The changing face of racism - Haaretz - Israel News
By Sefi Rachlevsky, Haaretz, Thu., March 18, 2010
The most prominent example of a country that refused to allow Jews to marry non-Jews was Germany, when it enacted the Nuremberg Laws. While Israel makes sure it doesn't disengage entirely from the rest of the world by recognizing marriages outside its borders, marriages between Jews and non-Jews here are forbidden. Now, in an effort to address the "problem" of those who immigrated to Israel under the Law of Return but are refused status as Jews by the state, these people will have the option of entering a state-sanctioned covenant with their spouse, but only if the spouse is also classified as a non-Jew.
It's as if there were never a guarantee in the Declaration of Independence that assured Israelis "complete equality of social and political rights to all its inhabitants irrespective of religion, race or sex."
The most outspoken opponent of Israel's becoming both a Jewish and democratic state was Rabbi Meir Kahane. The effort "to solve his problem" only pushed the country further into the abyss. To prevent his re-election to the Knesset, lawmakers launched an initiative to disqualify party lists that opposed democracy in Israel. This is a reasonable idea for a democracy that does not yield to those who seek to destroy it from within.
Yet as a compromise between Labor, Likud and the religious parties, an addendum to the law banned any party that opposed Israel's standing as a Jewish state. Thus a new standard was reached via the tortuous, Israeli route.
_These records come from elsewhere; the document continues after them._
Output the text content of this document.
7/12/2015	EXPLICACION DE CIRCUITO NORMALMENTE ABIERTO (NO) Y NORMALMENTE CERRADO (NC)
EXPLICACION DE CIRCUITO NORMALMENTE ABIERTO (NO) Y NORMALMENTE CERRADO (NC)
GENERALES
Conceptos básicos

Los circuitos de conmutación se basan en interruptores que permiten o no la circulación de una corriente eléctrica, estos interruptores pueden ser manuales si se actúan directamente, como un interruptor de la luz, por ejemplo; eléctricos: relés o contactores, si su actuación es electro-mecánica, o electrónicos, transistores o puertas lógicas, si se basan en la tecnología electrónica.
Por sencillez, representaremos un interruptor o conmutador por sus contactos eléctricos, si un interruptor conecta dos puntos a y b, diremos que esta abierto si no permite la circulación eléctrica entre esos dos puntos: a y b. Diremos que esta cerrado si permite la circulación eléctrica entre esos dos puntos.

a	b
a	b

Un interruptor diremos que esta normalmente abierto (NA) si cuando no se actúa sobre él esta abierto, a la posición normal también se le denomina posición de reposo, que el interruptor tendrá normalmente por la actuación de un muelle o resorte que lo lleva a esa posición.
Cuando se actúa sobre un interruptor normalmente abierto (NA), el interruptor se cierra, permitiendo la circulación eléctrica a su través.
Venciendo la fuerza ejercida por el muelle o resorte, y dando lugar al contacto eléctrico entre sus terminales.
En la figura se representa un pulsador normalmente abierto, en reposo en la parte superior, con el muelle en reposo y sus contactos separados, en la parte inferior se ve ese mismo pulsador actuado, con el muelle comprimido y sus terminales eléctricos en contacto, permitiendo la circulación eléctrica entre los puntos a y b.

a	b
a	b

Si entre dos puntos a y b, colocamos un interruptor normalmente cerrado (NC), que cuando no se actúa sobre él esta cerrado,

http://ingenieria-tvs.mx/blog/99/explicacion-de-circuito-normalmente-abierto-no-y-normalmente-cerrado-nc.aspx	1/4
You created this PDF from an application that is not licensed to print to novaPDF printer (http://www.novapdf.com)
In principle, no party can run for the Knesset because it's clear that if most citizens want a state that is not tethered to Judaism, that's their basic right.
Since then, the combination of "Jewish and democratic" has taken root in Israel and its laws. The phrase "Jewish" does not refer to the Jewish people in the same vein as it was applied in the Declaration of Independence and the UN Partition Plan calling for a Jewish state and an Arab state.
Rather, it refers specifically to the Jewish religion, an entirely different matter than what the Zionist revolution had in mind. As such, Israel is disconnecting itself from the modern world by virtue of the 42-year-old reality of racist apartheid in the territories of Judea, Samaria and East Jerusalem - areas in which Jews are citizens and their non-Jewish neighbors are not. Denial of citizenship to non-Jews also contravenes the halakhic principle of ger toshav, which afforded special status to gentiles in the Kingdom of Israel.
The dilemma of a state that is bound by ancient ties to a certain nation while promising "full equality of rights" for all its citizens is not unique to Israel. Many other nation-states such as France have experienced similar conundrums. The concept of the dominance of one religion within a single national entity was also not an Israeli invention. Catholicism traditionally played a much larger role in the identities of people living in Italy, Spain, France and Ireland. Having been drawn into the religious-racial-nationalist black hole, Israel now joins the Iranian-Afghan galaxy.
From Sheikh Jarrah to the bones discovered during the expansion of Barzilai Medical Center in Ashkelon, from the so-called Nakba Law to the war on evolution being waged by the Education Ministry's chief scientist, from the foreign minister to the interior minister - Israeli democracy is losing its status as "a present absentee." The state still has a hand mirror that reveals the face of a young Dorian Gray. Yet in reality its racist defilement is changing its look.
"The problem of timing" does not belong to the Jerusalem District Planning and Building Committee. In the run-up to the clash on the Iranian front, when the state will need all the domestic and foreign support it can muster, Israel is turning itself into an entity whose democratic right to exist is self-destructing.